Going forward, discovering what appears to be wrongful or fraudulent trading will not mean that a third party is relieved of obligations owed to the company. The recent decision of Stoffel & Co v Grondona [2020] UKSC 42 affirms the position in Patel v Mirza [2016] UKSC 42 that the application of the illegality doctrine requires a balanced judgment in every case. There is a strong policy interest in ensuring that contractual obligations continue. But, if in dealings with a company director, a third party suspects or should suspect that he or she is acting dishonestly and in so doing has acquired and dealt with criminal property then the reporting duty can come into play.

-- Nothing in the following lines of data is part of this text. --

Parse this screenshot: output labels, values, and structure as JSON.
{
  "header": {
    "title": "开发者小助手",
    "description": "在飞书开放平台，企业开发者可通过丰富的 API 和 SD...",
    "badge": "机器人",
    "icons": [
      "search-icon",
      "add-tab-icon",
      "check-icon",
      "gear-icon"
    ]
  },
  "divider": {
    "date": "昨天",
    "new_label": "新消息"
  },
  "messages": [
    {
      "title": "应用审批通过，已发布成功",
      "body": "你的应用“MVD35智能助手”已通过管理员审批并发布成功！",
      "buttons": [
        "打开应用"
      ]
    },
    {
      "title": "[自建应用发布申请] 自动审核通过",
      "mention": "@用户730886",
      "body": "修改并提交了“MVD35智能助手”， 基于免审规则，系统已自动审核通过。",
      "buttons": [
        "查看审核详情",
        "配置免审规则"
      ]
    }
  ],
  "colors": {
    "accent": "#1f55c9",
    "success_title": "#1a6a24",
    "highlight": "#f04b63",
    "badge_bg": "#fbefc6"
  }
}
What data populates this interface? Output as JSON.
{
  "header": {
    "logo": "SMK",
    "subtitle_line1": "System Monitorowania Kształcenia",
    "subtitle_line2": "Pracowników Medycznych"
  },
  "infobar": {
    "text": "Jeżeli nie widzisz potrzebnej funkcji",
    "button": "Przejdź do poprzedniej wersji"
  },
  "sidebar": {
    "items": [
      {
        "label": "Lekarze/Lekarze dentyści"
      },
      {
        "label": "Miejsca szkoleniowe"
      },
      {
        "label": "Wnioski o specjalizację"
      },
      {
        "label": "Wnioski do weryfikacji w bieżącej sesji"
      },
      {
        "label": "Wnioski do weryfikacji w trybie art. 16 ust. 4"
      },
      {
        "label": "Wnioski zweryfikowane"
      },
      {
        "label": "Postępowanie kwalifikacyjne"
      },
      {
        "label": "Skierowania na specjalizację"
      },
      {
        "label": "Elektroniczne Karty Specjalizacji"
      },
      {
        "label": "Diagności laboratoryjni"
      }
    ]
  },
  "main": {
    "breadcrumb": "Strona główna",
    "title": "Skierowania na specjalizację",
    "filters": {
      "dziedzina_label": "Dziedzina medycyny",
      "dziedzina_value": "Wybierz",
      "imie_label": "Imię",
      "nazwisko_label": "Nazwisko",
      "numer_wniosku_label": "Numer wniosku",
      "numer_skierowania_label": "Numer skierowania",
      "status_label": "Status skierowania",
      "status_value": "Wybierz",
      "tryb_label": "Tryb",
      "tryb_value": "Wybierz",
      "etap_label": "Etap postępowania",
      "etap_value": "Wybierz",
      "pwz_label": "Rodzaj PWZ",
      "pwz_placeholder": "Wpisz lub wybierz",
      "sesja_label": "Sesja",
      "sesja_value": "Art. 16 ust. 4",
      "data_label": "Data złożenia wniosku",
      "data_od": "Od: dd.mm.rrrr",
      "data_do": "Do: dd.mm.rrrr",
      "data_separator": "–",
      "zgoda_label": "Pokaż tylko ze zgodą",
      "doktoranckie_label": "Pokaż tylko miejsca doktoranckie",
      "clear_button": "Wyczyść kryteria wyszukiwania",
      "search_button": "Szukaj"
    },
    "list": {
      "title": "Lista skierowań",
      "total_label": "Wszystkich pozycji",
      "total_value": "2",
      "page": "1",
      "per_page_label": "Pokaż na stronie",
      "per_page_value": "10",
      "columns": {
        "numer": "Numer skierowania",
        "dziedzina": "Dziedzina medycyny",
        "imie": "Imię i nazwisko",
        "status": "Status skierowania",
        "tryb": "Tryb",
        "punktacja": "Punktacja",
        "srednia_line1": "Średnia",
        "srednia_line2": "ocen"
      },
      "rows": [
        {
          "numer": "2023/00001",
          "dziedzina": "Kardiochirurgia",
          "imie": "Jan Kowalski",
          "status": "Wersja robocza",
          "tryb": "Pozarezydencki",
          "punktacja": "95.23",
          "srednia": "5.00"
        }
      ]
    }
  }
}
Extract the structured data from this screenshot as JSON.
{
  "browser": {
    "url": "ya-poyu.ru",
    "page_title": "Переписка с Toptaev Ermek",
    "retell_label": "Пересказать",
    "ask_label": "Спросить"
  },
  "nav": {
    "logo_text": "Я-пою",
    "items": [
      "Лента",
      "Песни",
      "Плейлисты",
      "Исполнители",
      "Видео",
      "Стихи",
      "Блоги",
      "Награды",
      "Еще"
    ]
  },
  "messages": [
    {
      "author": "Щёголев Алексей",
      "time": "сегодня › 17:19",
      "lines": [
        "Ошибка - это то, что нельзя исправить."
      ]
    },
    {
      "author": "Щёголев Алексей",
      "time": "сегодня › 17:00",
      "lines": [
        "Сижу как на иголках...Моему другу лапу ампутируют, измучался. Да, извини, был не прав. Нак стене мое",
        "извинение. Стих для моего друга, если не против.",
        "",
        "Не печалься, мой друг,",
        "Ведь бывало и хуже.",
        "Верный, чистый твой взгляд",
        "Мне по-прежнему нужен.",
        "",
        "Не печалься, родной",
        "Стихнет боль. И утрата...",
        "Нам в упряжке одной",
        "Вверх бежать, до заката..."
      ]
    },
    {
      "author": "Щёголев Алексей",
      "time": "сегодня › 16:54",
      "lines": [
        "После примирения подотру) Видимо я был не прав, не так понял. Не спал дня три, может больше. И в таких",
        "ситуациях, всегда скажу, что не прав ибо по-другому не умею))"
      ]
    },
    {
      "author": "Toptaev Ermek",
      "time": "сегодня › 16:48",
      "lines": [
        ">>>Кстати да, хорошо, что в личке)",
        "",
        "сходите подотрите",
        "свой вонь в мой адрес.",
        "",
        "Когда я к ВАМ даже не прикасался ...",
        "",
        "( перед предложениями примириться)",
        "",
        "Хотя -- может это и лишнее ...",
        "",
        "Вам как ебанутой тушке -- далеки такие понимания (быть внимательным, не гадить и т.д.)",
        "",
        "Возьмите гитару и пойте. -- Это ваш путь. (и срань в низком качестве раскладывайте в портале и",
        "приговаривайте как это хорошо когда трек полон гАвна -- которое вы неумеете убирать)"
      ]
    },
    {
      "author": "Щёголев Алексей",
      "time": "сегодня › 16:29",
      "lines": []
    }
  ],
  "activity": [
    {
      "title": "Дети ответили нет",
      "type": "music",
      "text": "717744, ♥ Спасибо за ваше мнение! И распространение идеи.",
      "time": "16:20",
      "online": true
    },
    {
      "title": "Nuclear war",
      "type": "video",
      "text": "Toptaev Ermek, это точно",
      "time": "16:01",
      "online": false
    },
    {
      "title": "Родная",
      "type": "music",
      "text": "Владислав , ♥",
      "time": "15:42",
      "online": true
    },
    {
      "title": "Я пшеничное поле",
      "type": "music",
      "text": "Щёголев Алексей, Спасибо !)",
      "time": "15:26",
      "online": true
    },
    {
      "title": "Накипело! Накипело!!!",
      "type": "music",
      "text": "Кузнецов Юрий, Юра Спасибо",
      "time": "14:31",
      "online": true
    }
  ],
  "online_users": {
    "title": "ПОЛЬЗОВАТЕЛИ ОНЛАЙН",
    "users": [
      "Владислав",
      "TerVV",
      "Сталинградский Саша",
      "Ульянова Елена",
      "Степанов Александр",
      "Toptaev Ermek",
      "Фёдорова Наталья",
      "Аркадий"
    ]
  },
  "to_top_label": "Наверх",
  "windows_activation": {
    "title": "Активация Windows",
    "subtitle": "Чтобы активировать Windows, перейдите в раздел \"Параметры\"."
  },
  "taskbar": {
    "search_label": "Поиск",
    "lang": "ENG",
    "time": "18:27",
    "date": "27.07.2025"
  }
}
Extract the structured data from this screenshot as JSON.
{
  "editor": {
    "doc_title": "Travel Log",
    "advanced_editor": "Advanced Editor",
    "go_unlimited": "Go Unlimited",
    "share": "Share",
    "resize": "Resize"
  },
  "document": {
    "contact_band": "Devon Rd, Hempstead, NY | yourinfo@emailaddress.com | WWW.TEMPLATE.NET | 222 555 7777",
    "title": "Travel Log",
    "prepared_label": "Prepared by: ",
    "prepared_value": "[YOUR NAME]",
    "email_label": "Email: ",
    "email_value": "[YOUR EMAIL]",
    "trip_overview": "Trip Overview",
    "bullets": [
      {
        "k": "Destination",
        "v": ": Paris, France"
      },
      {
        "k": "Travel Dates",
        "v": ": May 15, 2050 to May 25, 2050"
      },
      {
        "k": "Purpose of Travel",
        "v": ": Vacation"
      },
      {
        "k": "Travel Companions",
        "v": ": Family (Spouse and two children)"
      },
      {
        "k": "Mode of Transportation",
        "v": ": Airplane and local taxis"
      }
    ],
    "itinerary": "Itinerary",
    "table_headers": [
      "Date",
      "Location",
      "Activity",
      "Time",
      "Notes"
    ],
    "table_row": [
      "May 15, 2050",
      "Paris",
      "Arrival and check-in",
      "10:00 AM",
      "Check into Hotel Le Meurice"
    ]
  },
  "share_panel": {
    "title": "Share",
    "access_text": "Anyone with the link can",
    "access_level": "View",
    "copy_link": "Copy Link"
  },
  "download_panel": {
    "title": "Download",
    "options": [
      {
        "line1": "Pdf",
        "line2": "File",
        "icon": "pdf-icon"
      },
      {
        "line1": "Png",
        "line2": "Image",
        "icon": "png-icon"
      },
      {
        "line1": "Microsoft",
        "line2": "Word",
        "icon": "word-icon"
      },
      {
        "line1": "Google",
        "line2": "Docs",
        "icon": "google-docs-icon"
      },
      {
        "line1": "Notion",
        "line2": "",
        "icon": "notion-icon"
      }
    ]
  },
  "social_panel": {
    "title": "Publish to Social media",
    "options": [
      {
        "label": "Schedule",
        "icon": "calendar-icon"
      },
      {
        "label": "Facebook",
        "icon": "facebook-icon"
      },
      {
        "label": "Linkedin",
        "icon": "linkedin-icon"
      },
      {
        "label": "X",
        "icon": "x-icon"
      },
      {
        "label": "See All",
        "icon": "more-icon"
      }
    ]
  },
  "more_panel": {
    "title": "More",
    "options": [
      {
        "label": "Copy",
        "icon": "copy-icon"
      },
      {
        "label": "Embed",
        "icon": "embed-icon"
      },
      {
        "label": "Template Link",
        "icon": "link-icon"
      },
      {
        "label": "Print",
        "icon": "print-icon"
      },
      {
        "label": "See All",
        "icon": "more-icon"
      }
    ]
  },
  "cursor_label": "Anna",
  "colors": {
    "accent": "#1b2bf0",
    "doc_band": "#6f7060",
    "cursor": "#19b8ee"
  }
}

Applying the formulation for dishonesty in Ivey v Genting Casinos [2017] UKSC 67, endorsed in the criminal context in Booth & Anor v R [2020] EWCA Crim 575, the key will be to assess what the director knows of the company’s insolvency and whether a reasonable person may consider that he or she has dishonestly forged ahead with trading, deliberately painting a rosier picture for creditors[1] or indeed for any other purpose such as, for example, to obtain funding.

Separately, a person falling foul of the wrongful trading provision is likely to impact not just their ability to hold a directorship in the future but to engage in regulated sector work more generally. Regulation 21(1)(b) of the Money Laundering Regulations 2017 requires a regulated company to screen employees carrying out regulated work before they are appointed to do so and during the course of their appointment. The components of ‘screening’ are not prescribed and depend on the size and nature of the business. But even prior to the pandemic, a basic check of an individual’s financial integrity was a feature of the anti-money laundering screening processes of some regulated firms. It follows that the failure to spot looming insolvency will compromise not just the company itself but the opportunities open to individual directors in the future.

 

[1] For a detailed analysis of the offence of fraudulent trading in the context of Covid-19 refer to Jonathan Fisher QC, ‘Fraudulent trading risks in insolvency and corporate restructuring cases’ published in the June 2020 edition of Money Laundering Bulletin.